Storage Mini-Filter Delays are very high. There is a mini-filter installed (ChadsBadFilter.sys) that is 10x slower (23.756ms avg) than the next highest driver (Wdfilter.sys) (2.255ms).

Analysis:

CPU Usage

1. Start with the CPU Usage (Sampled) graph and use the 'Utilization By Process' filter. There is no need for adding stack information because the trace does not contain stack information.

2. Sort by % weight column and view process MsMpEng.exe (2372), Anti-Virus, utilizing over half of the 1 CPU at 58.89 % weight.

3. Change view to 'Utilization By CPU' to view the overall CPU utilization during the trace at 90.92 % weight. This is nearly all of the CPU.

Disk Usage

1. Add the Disk Usage graph to the analysis view and select the following columns.

---

Disk | Priority | IO Type | Process | IO Init Stack |GOLDBAR| Disk Service Time(us) Avg | Size | Count |BLUEBAR| Disk Service Time(us) Sum

---

2. Sort by Disk Service Time(us) Avg descending. Notice that the overall average latency is low at 5.759ms.
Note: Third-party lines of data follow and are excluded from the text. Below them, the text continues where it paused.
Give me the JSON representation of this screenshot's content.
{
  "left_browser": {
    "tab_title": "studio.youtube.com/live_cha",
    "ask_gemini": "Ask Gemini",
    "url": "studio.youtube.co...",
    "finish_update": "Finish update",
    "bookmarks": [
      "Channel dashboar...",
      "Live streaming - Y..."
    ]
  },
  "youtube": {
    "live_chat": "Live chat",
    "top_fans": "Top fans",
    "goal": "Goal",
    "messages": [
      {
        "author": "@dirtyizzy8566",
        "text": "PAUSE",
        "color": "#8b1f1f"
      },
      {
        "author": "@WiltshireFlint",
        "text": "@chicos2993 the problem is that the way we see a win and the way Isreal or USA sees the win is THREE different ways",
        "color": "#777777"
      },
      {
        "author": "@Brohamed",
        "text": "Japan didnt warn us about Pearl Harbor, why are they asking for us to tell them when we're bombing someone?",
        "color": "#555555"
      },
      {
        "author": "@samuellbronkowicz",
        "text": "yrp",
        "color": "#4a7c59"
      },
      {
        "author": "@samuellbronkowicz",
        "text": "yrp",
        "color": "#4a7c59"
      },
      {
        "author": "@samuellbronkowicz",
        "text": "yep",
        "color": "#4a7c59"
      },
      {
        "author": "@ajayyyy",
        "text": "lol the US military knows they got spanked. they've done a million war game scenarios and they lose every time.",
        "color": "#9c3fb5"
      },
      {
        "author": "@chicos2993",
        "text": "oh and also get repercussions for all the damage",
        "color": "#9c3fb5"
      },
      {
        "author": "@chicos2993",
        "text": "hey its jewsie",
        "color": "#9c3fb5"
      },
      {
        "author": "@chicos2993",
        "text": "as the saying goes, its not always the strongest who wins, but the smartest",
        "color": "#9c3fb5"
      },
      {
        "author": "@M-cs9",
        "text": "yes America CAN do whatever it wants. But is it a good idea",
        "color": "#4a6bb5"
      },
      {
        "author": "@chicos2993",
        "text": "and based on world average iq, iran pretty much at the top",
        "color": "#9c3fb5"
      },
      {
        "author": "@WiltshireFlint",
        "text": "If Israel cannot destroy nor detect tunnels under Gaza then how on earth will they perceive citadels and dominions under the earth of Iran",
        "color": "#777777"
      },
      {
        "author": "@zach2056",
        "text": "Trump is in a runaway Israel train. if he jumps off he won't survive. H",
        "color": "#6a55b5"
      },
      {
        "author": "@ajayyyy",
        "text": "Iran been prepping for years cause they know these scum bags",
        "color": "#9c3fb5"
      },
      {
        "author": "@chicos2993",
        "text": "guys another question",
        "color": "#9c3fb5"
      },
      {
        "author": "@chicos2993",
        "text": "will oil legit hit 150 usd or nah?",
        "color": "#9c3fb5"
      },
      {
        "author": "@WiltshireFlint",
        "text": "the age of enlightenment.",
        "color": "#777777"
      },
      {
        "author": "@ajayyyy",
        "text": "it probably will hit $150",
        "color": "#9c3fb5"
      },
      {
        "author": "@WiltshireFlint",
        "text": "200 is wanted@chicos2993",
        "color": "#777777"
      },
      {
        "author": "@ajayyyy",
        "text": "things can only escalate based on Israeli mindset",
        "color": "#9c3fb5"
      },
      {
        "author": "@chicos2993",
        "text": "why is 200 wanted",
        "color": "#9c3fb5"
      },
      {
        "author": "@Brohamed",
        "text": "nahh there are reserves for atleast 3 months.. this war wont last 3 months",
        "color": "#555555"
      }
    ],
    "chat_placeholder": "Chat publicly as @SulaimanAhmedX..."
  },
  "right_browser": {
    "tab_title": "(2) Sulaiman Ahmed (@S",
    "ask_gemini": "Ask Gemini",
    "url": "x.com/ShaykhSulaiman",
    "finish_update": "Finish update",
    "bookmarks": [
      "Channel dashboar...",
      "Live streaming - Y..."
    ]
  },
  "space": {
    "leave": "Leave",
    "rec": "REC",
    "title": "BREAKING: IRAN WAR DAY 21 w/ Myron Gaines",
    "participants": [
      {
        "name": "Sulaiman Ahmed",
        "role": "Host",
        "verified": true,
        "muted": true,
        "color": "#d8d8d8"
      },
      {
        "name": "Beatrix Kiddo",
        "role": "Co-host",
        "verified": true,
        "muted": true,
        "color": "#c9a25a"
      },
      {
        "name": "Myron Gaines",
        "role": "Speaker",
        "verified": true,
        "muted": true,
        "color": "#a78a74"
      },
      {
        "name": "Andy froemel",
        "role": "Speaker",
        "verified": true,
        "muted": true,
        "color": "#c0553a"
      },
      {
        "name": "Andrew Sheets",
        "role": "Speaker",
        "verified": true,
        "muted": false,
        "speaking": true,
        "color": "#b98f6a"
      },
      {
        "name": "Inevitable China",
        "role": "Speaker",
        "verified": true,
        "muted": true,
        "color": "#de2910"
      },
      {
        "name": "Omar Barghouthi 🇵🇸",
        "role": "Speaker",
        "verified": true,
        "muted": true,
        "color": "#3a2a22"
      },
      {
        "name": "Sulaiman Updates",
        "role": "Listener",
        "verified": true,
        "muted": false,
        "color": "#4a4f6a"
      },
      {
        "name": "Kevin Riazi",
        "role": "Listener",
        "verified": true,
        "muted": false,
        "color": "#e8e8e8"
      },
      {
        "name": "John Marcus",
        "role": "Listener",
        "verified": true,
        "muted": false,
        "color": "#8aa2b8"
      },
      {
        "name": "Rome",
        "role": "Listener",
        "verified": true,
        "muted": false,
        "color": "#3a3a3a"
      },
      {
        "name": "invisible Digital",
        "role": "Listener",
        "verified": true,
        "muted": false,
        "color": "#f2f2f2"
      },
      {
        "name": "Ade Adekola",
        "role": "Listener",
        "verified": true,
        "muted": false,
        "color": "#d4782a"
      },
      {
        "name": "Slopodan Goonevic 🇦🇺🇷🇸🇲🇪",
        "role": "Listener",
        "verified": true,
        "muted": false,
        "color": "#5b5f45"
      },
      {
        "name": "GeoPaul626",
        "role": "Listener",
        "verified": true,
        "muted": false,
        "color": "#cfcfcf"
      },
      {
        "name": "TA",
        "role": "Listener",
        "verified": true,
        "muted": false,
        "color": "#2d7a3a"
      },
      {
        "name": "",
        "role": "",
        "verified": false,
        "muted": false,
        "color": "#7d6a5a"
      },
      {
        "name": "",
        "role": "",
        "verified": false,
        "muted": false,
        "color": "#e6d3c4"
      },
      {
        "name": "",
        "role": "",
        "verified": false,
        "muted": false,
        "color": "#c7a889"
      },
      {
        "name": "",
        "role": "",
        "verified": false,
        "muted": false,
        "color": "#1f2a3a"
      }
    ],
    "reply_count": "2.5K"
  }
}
3. Sometimes slow storage performance does not show in the DiskIO chart. Mini-filter drivers are drivers that load in the storage stack to perform functions on I/O Request Packets. To check for delays in the storage mini-filters, add the Graph Explorer->Storage->Mini-Filter Delays graph to the analysis view and change the columns to the following.

---

Mini-Filter Driver | ProcessID | File Name |GOLDBAR| Duration (us) Sum | Duration (us) Max | Duration (us) Avg | Count |BLUEBAR| Start (s) | End (s)

---

4. Sort by Duration (us) Avg descending and notice that the ChadsBadFilter.sys driver is causing an average 23.756ms delay for each IO. This is comparable to a hard disk 🔥, but if the underlying storage was a slow hard disk, the DiskIO graph would have showed higher overall latency instead of 5.759ms average.

Other mini-filter drivers to watch for include anti-virus and data loss protection software.

Remediation:

Add CPU core/s and remove/debug the ChadsBadFilter.sys storage mini-filter driver.